(Sábado, 21 de junio de 1980)
When you walk through a storm / hold your head up high / and don’t be afraid of the dark. / At the end of a storm, / there’s a golden sky / and the sweet silver song of a lark./ Walk on through the wind, / walk on through the rain / for your dreams be tossed and blown, / Walk on, walk on / with hope in your heart / and you’ll never walk alone./ You’ll never walk alone.
.(You’ll never walk alone, Gerry and the Pacemakers)

Aquella foto sigue todavía hoy en el bar Deportivo, ocupando el lugar de honor tras la barra, junto a un escudo gigante del Atlético de Madrid. Allí aparecen once muchachos de unos doce o trece años, apenas apuntan algunos la pelusilla sobre los labios, formando con la misma expresión concentrada que suelen mostrar los jugadores de fútbol profesional. Todos los chicos que aparecen con las camisetas rojas, posando con alegría y orgullo ya habían visto por entonces mucha televisión, muchos cromos y muchas fotos de los diarios deportivos y sabían imitar a sus ídolos con tal perfección que en la imagen su pose es de completa naturalidad. Los cuatro defensas están al fondo, de pie, mostrando con sus brazos cruzados la misma resolución de los zagueros profesionales: su misión es destruir el juego rival a toda costa, agarrando, empujando y dando patadas a sus adversarios si es preciso. Al lado de los defensas, vestido con una camiseta azul y tocado con una gorra roja está el portero, un chico rubio y delgado que sonríe con timidez. Los otros seis jugadores aparecen acuclillados delante, a los pies de sus compañeros. Son los centrocampistas y delanteros, los encargados de centrar el balón con precisión, regatear, fintar y marcar los goles en la portería rival. Estos otros posan en el momento de la foto muy sonrientes: se sienten orgullosos y felices de ser los jugadores más valiosos del equipo. Uno de ellos, el situado en el centro, está echado hacia delante como si quisiera salir corriendo y parece que va a caer de bruces, pero mantiene el equilibrio apoyando con fuerza sus manos contra un balón que afirma contra la tierra. A sus pies descansa la pequeña copa que ese equipo ha conquistado. Otro, más pequeño que los demás, el que aparece más a la derecha de la foto, muestra a la cámara con infantil sonrisa una medalla de oro. Hay finalmente al lado del grupo, junto al portero, un chico gordito, vestido de paisano, que parece haberse entrometido en el encuadre y sonríe tímidamente. La foto, de casi un metro de anchura, tiene un pie escrito a mano con rotulador negro. Olympic de Moratalaz (1980). De pie y de izquierda a derecha: Miguel Arriola, Gonzalo, Ferrera, Vicente (capitán) y Juanan. Agachados: Javi, Pablo, Babel, Santi, Ratón y Perico.
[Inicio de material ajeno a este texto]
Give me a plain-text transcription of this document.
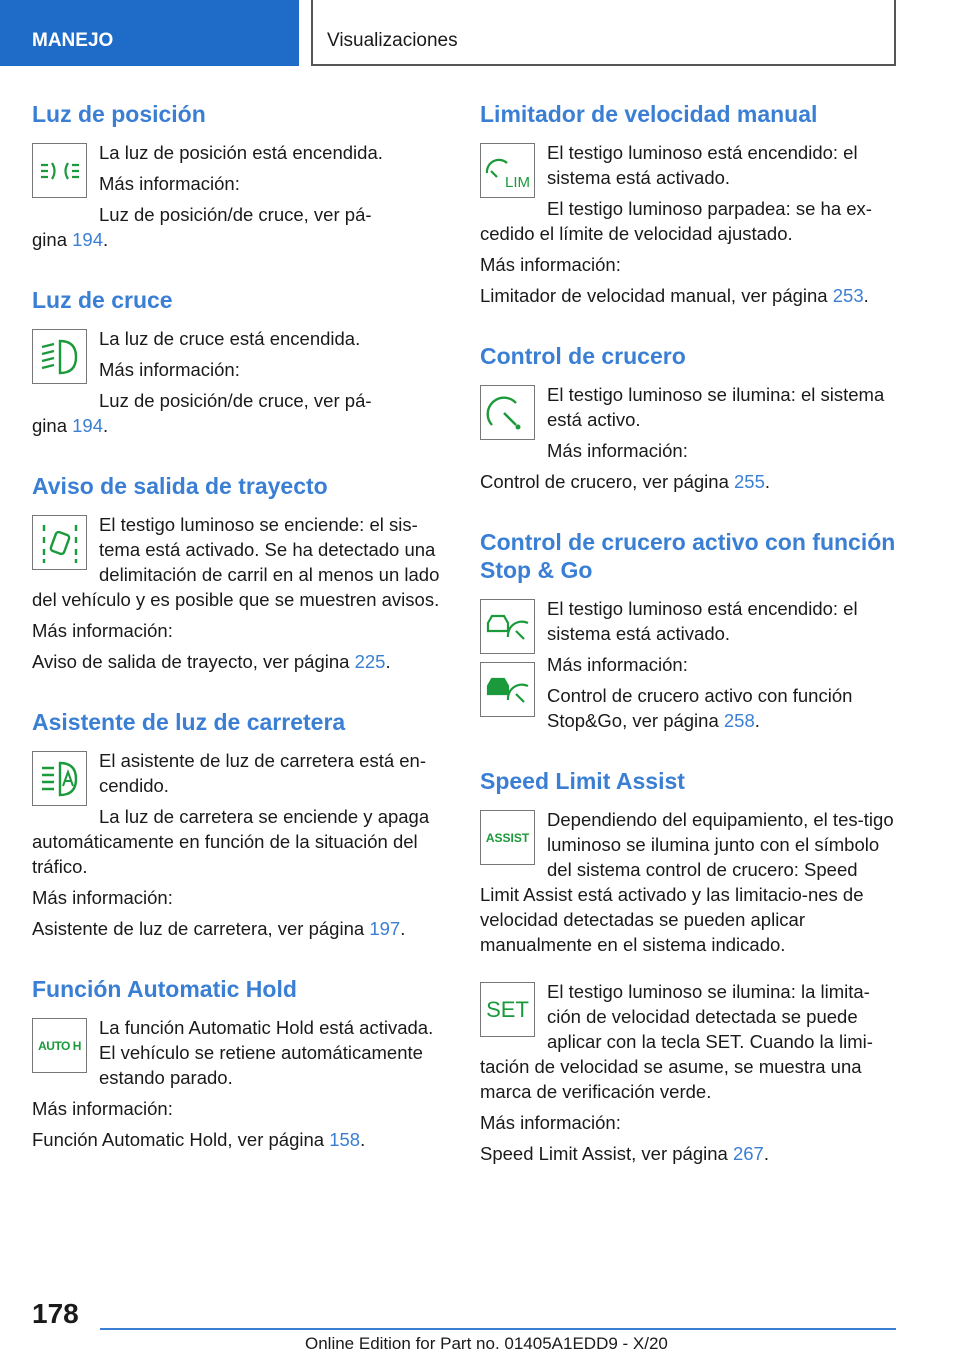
MANEJO	Visualizaciones
Luz de posición

La luz de posición está encendida.

Más información:

Luz de posición/de cruce, ver pá-
gina 194.

Luz de cruce

La luz de cruce está encendida.

Más información:

Luz de posición/de cruce, ver pá-
gina 194.

Aviso de salida de trayecto

El testigo luminoso se enciende: el sis-tema está activado. Se ha detectado una delimitación de carril en al menos un lado del vehículo y es posible que se muestren avisos.

Más información:

Aviso de salida de trayecto, ver página 225.

Asistente de luz de carretera

El asistente de luz de carretera está en-cendido.

La luz de carretera se enciende y apaga automáticamente en función de la situación del tráfico.

Más información:

Asistente de luz de carretera, ver página 197.

Función Automatic Hold
AUTO H

La función Automatic Hold está activada. El vehículo se retiene automáticamente estando parado.

Más información:

Función Automatic Hold, ver página 158.

Limitador de velocidad manual
LIM

El testigo luminoso está encendido: el sistema está activado.

El testigo luminoso parpadea: se ha ex-cedido el límite de velocidad ajustado.

Más información:

Limitador de velocidad manual, ver página 253.

Control de crucero

El testigo luminoso se ilumina: el sistema está activo.

Más información:

Control de crucero, ver página 255.

Control de crucero activo con función Stop & Go

El testigo luminoso está encendido: el sistema está activado.

Más información:

Control de crucero activo con función Stop&Go, ver página 258.

Speed Limit Assist
ASSIST

Dependiendo del equipamiento, el tes-tigo luminoso se ilumina junto con el símbolo del sistema control de crucero: Speed Limit Assist está activado y las limitacio-nes de velocidad detectadas se pueden aplicar manualmente en el sistema indicado.

SET

El testigo luminoso se ilumina: la limita-ción de velocidad detectada se puede aplicar con la tecla SET. Cuando la limi-tación de velocidad se asume, se muestra una marca de verificación verde.

Más información:

Speed Limit Assist, ver página 267.

178
Online Edition for Part no. 01405A1EDD9 - X/20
Ninguno sabe que cuarenta años después aquella foto presidirá todavía uno de los bares más emblemáticos del barrio. Y que el partido que acaban de disputar será recordado por ser el último de toda una época.
Cada vez que alguien de entonces regresa al barrio a ver a sus padres suele entrar al bar Deportivo para tomar una caña y contemplar esa foto, porque por unos instantes vuelve a ser quien fue. Vuelve a oler los aromas de entonces: el polen de las gramíneas, el húmedo barro de los charcos y el dulzor del regaliz. Vuelve a sentir el espíritu indómito de aquellos días. Trae la foto la ingenua alegría de un tiempo que se fue para no volver. En esa foto están todos ellos cuando no eran más que unos chicos de barrio.